One of the advantages to working at a large organization is that they're very serious about the integrity of their "mission-critical" systems. By the time a code change makes it through the Development, Integration, Testing, Quality Assurance, and Staging environments, it's practically guaranteed to be bug-free. And if a defect does manage to sneak in to Production, no single person can be blamed: it's the fault of The Process for allowing the problem to occur.

A few years back, Josh joined a Certain Telecommunications Company that depended on a "mission critical" system for their day to day operations. He expected to work with a three-, or at a minimum, a two-stage production deployment process.  Instead, he found himself amidst the classic Zero-Stage Deployment Process.

After a developer would finish writing his code on his workstation computer, he would cede his cubicle to a tester for testing.
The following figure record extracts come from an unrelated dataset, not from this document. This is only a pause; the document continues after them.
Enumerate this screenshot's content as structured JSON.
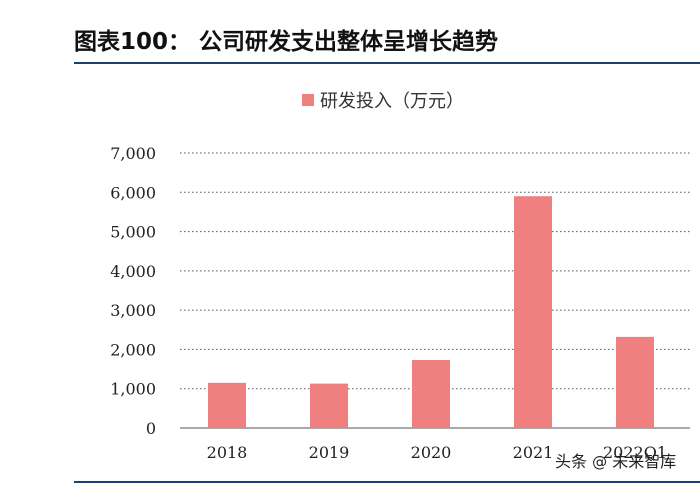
{
  "figure_title": "图表100： 公司研发支出整体呈增长趋势",
  "watermark": {
    "source": "头条",
    "at": "@",
    "account": "未来智库"
  },
  "chart_data": {
    "type": "bar",
    "title": "",
    "legend": [
      "研发投入（万元）"
    ],
    "legend_position": "top-center",
    "categories": [
      "2018",
      "2019",
      "2020",
      "2021",
      "2022Q1"
    ],
    "series": [
      {
        "name": "研发投入（万元）",
        "values": [
          1150,
          1130,
          1730,
          5900,
          2320
        ],
        "color": "#f08080"
      }
    ],
    "xlabel": "",
    "ylabel": "",
    "ylim": [
      0,
      7000
    ],
    "yticks": [
      0,
      1000,
      2000,
      3000,
      4000,
      5000,
      6000,
      7000
    ],
    "ytick_labels": [
      "0",
      "1,000",
      "2,000",
      "3,000",
      "4,000",
      "5,000",
      "6,000",
      "7,000"
    ],
    "grid": true,
    "grid_style": "dotted"
  }
}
Once the tester approved the changes, the developer would move the new code directly into production. Bugs would often ensue, requiring a rapid repeat of the cycle and a very small pool of people to blame for the mishap: the developer and/or the tester.

Shortly after Josh started, management gave in and agreed to build a Quality Assurance environment. They were very serious about the new QA environment and wanted to use it not only to test the code changes before production, but to usher in an "Aura of Quality."  And the best way to do this was to make sure that QA was rigorously clean.
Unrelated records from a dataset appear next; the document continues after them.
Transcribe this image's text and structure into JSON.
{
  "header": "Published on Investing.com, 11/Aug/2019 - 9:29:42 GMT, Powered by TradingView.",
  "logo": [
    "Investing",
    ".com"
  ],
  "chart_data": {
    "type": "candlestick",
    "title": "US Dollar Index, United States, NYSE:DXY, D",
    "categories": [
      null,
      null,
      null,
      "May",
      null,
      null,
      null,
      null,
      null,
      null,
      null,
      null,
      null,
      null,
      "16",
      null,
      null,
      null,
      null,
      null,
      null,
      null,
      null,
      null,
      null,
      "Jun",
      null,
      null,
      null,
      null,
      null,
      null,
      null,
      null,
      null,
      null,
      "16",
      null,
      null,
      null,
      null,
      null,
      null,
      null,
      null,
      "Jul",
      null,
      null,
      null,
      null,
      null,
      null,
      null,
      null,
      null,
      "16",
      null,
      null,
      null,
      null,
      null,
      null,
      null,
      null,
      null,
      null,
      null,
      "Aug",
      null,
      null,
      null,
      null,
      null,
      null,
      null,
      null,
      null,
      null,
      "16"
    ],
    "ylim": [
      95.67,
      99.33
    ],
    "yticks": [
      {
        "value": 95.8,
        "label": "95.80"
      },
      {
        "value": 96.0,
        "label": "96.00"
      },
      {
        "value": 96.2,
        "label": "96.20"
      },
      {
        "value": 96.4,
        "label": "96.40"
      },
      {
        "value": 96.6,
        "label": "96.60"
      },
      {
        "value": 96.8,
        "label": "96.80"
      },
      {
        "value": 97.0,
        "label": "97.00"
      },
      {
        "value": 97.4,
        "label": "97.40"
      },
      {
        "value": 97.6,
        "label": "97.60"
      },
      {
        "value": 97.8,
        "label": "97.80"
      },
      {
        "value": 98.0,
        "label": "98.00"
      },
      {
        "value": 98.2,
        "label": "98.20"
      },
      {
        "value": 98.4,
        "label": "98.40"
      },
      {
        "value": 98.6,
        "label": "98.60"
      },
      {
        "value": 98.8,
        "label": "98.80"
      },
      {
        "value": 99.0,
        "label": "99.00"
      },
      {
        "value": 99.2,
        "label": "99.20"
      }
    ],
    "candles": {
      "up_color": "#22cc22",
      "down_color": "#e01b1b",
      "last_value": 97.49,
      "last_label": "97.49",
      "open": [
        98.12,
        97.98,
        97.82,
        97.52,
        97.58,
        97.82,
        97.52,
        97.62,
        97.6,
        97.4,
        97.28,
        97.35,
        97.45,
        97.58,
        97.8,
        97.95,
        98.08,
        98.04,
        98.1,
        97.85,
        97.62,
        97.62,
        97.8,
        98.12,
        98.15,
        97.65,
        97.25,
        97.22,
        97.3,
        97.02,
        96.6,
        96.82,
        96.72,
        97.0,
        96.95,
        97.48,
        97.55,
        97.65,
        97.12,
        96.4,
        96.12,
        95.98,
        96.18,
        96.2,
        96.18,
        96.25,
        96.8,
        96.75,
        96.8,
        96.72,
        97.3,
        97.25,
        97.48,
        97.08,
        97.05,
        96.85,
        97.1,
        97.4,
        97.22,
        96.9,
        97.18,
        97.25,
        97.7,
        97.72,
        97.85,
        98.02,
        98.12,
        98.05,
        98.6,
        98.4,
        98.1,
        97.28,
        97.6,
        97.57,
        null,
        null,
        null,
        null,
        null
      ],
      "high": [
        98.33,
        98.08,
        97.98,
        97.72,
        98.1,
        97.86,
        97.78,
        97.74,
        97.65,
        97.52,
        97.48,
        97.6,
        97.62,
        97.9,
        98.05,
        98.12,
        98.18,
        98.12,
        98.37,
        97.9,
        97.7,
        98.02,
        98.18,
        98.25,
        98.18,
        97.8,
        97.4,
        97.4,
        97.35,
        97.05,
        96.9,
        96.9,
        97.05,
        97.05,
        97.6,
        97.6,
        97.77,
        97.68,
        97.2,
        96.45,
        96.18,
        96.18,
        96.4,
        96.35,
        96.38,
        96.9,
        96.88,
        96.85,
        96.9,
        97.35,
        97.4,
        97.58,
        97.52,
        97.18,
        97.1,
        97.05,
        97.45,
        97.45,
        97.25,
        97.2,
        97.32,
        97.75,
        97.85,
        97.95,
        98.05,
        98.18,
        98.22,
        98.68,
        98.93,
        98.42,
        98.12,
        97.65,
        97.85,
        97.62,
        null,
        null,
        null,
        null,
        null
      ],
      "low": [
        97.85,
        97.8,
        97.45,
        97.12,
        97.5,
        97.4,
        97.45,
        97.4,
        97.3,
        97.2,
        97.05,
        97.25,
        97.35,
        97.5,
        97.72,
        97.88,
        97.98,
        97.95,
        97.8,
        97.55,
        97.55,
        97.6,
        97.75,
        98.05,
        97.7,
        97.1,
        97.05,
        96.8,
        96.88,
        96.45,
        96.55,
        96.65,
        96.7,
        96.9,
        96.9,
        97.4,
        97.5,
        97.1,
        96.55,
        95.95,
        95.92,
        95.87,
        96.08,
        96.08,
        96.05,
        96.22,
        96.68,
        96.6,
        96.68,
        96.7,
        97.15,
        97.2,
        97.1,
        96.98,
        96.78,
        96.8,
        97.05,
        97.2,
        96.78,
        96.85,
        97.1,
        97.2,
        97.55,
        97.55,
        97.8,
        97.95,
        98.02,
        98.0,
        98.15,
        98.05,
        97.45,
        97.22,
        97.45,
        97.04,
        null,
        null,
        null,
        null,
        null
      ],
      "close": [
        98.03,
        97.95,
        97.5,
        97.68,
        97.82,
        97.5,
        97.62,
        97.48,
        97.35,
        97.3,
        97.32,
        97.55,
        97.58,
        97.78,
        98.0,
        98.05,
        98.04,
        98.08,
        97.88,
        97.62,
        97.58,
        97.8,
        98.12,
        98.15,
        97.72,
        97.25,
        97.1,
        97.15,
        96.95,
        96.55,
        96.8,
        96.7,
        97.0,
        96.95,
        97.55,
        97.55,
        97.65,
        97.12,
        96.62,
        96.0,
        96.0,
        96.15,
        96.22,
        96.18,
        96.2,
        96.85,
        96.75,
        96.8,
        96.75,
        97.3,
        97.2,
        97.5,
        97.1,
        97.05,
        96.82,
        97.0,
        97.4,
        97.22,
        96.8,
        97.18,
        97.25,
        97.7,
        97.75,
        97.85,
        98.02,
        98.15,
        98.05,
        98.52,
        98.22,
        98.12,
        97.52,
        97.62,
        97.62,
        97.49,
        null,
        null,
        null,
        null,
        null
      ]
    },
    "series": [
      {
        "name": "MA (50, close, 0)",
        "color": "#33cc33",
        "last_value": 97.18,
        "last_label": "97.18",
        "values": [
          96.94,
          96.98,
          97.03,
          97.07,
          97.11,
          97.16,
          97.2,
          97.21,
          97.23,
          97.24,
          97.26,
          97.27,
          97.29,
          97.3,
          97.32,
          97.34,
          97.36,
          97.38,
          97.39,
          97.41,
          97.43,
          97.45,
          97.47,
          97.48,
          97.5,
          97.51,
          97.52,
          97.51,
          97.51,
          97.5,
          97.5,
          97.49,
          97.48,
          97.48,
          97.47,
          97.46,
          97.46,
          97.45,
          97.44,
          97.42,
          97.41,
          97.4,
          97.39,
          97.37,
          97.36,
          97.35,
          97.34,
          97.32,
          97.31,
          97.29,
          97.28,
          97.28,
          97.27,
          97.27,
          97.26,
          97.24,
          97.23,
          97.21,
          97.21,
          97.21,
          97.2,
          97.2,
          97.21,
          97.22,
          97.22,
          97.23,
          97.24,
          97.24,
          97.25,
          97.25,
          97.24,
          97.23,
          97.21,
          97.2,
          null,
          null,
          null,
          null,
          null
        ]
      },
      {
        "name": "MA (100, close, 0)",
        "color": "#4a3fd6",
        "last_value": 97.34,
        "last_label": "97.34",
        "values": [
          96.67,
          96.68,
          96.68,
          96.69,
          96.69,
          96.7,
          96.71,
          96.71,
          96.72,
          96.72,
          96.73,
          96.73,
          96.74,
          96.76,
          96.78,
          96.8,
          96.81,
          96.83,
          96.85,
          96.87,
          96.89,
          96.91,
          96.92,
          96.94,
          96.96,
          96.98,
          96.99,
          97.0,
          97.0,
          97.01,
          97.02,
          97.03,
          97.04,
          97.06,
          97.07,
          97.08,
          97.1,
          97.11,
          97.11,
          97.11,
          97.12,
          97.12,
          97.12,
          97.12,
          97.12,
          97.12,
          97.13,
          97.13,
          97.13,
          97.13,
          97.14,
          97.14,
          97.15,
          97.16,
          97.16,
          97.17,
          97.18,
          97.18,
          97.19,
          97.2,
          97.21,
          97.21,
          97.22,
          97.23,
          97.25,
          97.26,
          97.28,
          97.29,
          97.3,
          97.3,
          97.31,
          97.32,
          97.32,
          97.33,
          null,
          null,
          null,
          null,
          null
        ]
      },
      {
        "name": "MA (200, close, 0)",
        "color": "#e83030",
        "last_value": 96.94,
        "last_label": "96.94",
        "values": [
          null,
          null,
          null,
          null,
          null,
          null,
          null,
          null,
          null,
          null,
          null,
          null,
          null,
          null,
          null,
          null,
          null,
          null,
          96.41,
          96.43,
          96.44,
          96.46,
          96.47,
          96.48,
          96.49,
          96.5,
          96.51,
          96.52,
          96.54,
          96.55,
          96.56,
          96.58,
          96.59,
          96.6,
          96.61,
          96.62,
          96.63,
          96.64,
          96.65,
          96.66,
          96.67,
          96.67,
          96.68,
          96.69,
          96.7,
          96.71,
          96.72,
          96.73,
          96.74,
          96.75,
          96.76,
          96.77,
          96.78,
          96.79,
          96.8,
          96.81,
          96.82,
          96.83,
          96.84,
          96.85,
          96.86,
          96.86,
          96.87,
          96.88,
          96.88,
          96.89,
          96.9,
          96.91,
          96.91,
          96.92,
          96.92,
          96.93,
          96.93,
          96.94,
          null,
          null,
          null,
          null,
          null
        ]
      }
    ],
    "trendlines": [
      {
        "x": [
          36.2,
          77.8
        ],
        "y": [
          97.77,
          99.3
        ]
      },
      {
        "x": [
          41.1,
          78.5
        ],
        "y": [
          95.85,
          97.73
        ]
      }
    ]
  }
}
The first step in the Clean QA Environment initiative was to build a new network. They didn't want any part of the existing (and potentially unclean) network interfering with QA's operations and allowed no sharing of any kind: no bridges, VPNs, or even a connection to the Internet. This meant that deployments had to be burned to a CD, carried over to the QA lab, and then installed on the network.

They even went so far as to install a "white room" that required fingerprint and optical scans from two executives, a careful dodging of laser-beam alarms, and an acrobatic dance across a pressure-sensitive floor just to access the mainframe console. At least, I assume they did; no server room is truly complete without that.

Of course, through all this, the production environment remained untouched and accessible from anywhere. The global LDAP server that handles all authentication was set up so that everyone had all access: if one could check his email, he had shell access to any production box. This was only "temporary" at first but became "indefinite" as the years passed. As far as the new "Aura of Quality," I think a lot of people feel it with the new Zero-Point-Five-Stage Deployment Process that came out of all of this: developers push their code to production, make sure it works, and then go through the rigors of bringing it to QA.